Racismo institucional
No ambiente empresarial, o racismo se repete, apesar de dados ainda serem escassos no país. Uma pesquisa realizada no ano passado pela plataforma de empregos Indeed, em parceria com o Instituto Guetto, apontou que seis em cada dez profissionais brasileiros sentem discriminação racial no ambiente de trabalho e 47% deles dizem ter presenciado isso.
Recentemente, uma empresa foi condenada pelo TRF-4 (Tribunal Regional Federal da 4.ª Região) a indenizar em R$ 20 mil um funcionário negro que foi submetido a humilhações de conotação racista infligidas por um fornecedor da empresa (um terceiro, portanto). O tribunal considerou que a empresa estava ciente dessas humilhações e teve de responder por sua omissão.
“Existem manifestações diárias e sucessivas de preconceito racial no âmbito das empresas. E são casos com grande impacto social e com repercussão, inclusive, na esfera criminal, tendo todas as credenciais para serem considerados eventos tão danosos à imagem e às finanças da empresa quanto os casos de corrupção”, afirma Ana Paula.
Avanços e soluções
Mas nem todas as empresas ignoram o problema. Em junho do ano passado, 45 companhias de diferentes setores lançaram uma iniciativa para combater o racismo no país, o “Mover - Movimento pela Equidade Racial”. Nomes de peso como Ambev, Coca-Cola, Carrefour e Nestlé integram a iniciativa.
Para Ana Paula, algumas medidas podem auxiliar os empreendimentos nacionais na busca pelo estabelecimento de protocolos ESG que incluam o combate ao racismo. Entre eles, a inclusão e desenvolvimento de lideranças que pertencem a grupos minoritários; a definição de metas de diversidade, após pesquisa para a realização de censo corporativo.
Na opinião da advogada, os grandes players do mercado, que são grandes consumidores de insumos e serviços, podem definir métricas de capital humano aos seus fornecedores, cobrando responsabilidade social e diversidade; as empresas também podem criar programas de responsabilidade social ou aderir a programas existentes em outras instituições governamentais ou não-governamentais, e procurar implementar a cultura de diversidade de forma sistêmica, realizando campanhas de comunicação interna sobre as vantagens da promoção da diversidade para a empresa e para a sociedade.
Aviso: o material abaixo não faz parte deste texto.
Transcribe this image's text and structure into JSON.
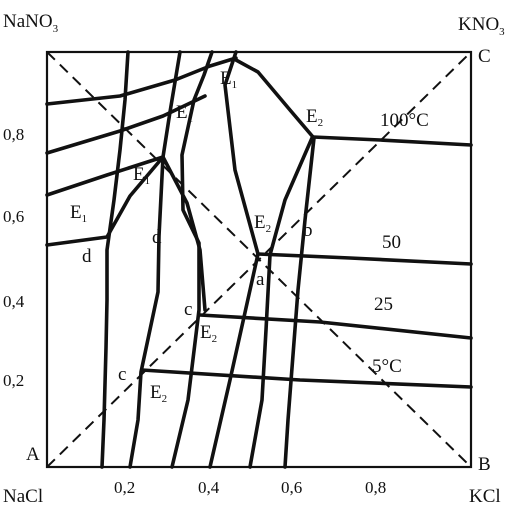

“A conta da discriminação racial começa a ficar mais visível nas empresas, demonstrando que esse risco deve ser atacado com a mesma determinação dedicada a outros eventos que podem causar danos à reputação e prejuízos financeiros à organização. É importante, também, que o pensamento corporativo evolua para que essas medidas sejam amparadas com base na igualdade e na justiça social, pois elas simplesmente miram no que é o certo”, afirma.